My grandpa's house always smelled wonderful, and had an big, loud floor clock that chimed every hour. He had a garden with rhubarb in it that the rabbits always ate, and a basement that scared the heck out of me.
He lived close to my favorite cousin in the whole world, Brad. His older brother was closer to my age, but I always got along better with Brad. Man, I loved that kid. I remember his mom being the sweetest woman ever and his dad selling Arizona tea. I remember Anne, had schnauzer dogs and Doug, my uncle looking just like my dad. And I remember how happy she was when she had her daughter.
After he died, I only saw that family twice. They were gone. It was over. I don't even know them now, and all they know of me is speculation and stories. I don't even know if my grandpa is still alive, where any of them live, how their lives have been. Except for what I get to see on Facebook now.

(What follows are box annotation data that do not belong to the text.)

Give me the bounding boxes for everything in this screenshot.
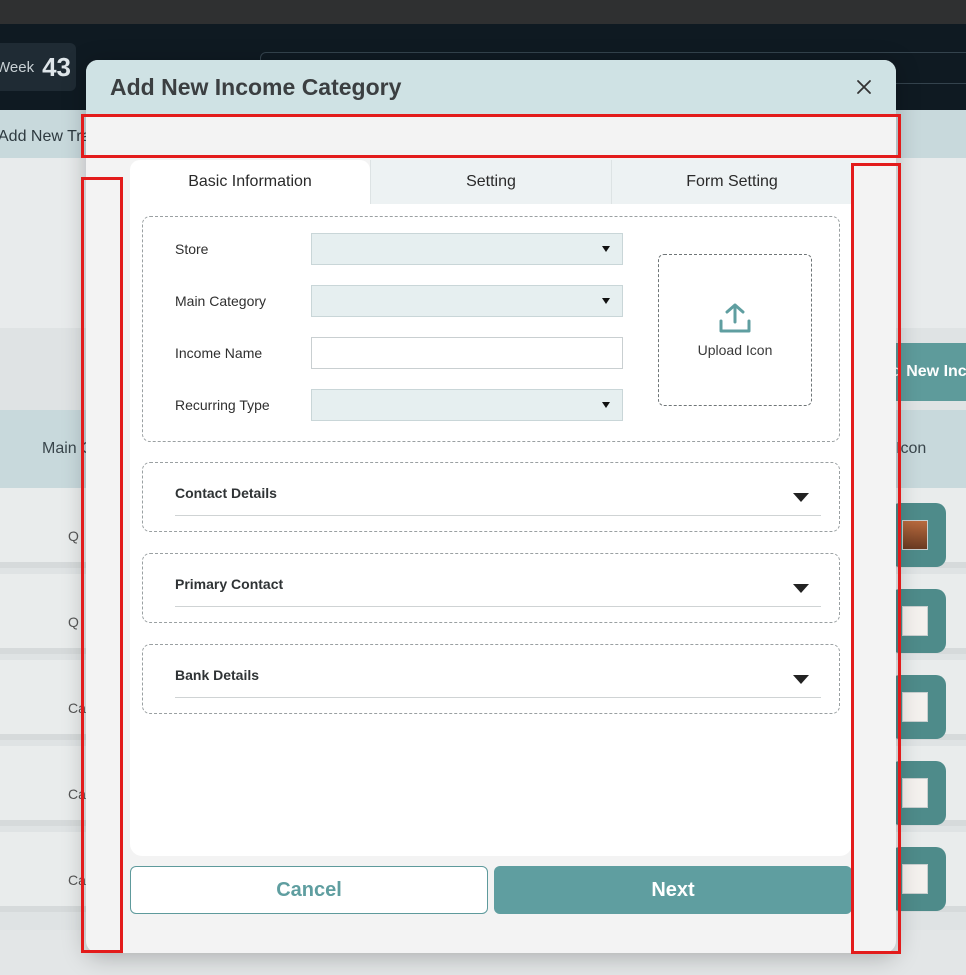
add-income-category-modal: Add New Income Category Basic Informatio… bbox=[86, 60, 896, 953]
tab-form-setting[interactable]: Form Setting bbox=[611, 160, 852, 204]
primary-contact-accordion[interactable]: Primary Contact bbox=[142, 553, 840, 623]
chevron-down-icon bbox=[602, 246, 610, 252]
recurring-type-row: Recurring Type bbox=[175, 389, 625, 421]
modal-title: Add New Income Category bbox=[110, 73, 402, 100]
bank-details-accordion[interactable]: Bank Details bbox=[142, 644, 840, 714]
recurring-type-label: Recurring Type bbox=[175, 397, 270, 413]
annotation-box-top bbox=[81, 114, 901, 158]
store-select[interactable] bbox=[311, 233, 623, 265]
store-row: Store bbox=[175, 233, 625, 265]
chevron-down-icon bbox=[602, 298, 610, 304]
bank-details-title: Bank Details bbox=[175, 667, 260, 683]
chevron-down-icon[interactable] bbox=[793, 584, 809, 593]
category-image bbox=[902, 520, 928, 550]
annotation-box-left bbox=[81, 177, 123, 953]
week-number: 43 bbox=[42, 51, 71, 82]
store-label: Store bbox=[175, 241, 209, 257]
modal-tabs: Basic Information Setting Form Setting bbox=[130, 160, 852, 204]
broken-image-icon bbox=[902, 692, 928, 722]
upload-icon bbox=[719, 303, 751, 333]
divider bbox=[175, 515, 821, 516]
main-category-select[interactable] bbox=[311, 285, 623, 317]
week-label: Week bbox=[0, 58, 35, 76]
broken-image-icon bbox=[902, 606, 928, 636]
main-category-label: Main Category bbox=[175, 293, 267, 309]
divider bbox=[175, 606, 821, 607]
basic-info-section: Store Main Category Income Name Recurrin… bbox=[142, 216, 840, 442]
week-indicator: Week 43 bbox=[0, 43, 76, 91]
recurring-type-select[interactable] bbox=[311, 389, 623, 421]
close-icon[interactable] bbox=[852, 75, 876, 99]
top-bar bbox=[0, 0, 966, 24]
chevron-down-icon[interactable] bbox=[793, 675, 809, 684]
basic-information-panel: Store Main Category Income Name Recurrin… bbox=[130, 204, 852, 856]
add-transaction-link[interactable]: Add New Tra bbox=[0, 128, 90, 146]
chevron-down-icon[interactable] bbox=[793, 493, 809, 502]
tab-basic-information[interactable]: Basic Information bbox=[130, 160, 370, 204]
income-name-row: Income Name bbox=[175, 337, 625, 369]
cancel-button[interactable]: Cancel bbox=[130, 866, 488, 914]
tab-setting[interactable]: Setting bbox=[370, 160, 611, 204]
upload-icon-label: Upload Icon bbox=[697, 342, 773, 358]
upload-icon-button[interactable]: Upload Icon bbox=[658, 254, 812, 406]
income-name-input[interactable] bbox=[311, 337, 623, 369]
income-name-label: Income Name bbox=[175, 345, 263, 361]
row-category-text: Q bbox=[68, 614, 79, 630]
broken-image-icon bbox=[902, 778, 928, 808]
row-category-text: Q bbox=[68, 528, 79, 544]
contact-details-accordion[interactable]: Contact Details bbox=[142, 462, 840, 532]
modal-header: Add New Income Category bbox=[86, 60, 896, 114]
next-button[interactable]: Next bbox=[494, 866, 852, 914]
broken-image-icon bbox=[902, 864, 928, 894]
divider bbox=[175, 697, 821, 698]
main-category-row: Main Category bbox=[175, 285, 625, 317]
chevron-down-icon bbox=[602, 402, 610, 408]
primary-contact-title: Primary Contact bbox=[175, 576, 284, 592]
annotation-box-right bbox=[851, 163, 901, 954]
contact-details-title: Contact Details bbox=[175, 485, 277, 501]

And I miss them. I miss all of them. There is no way to get that life back, it will never be. And I think part of me has avoided dealing with that reality for the last 15 years. But the reality is that life deals us all different cards. Things we don't expect, we never see coming. All we can do is make the most of what we have and continue to move forward.
So Brad, Corey, Rachel, Nathan, Matt, Amanda, and Paul, John and Leah, Cathy and Rod, Anne and Doug, Grandpa, if any of you ever read this - I just wanted to take a moment to say thank you. Thank you for giving me a childhood full of great and happy memories. When I look back, you all come to mind, and I smile thinking of you.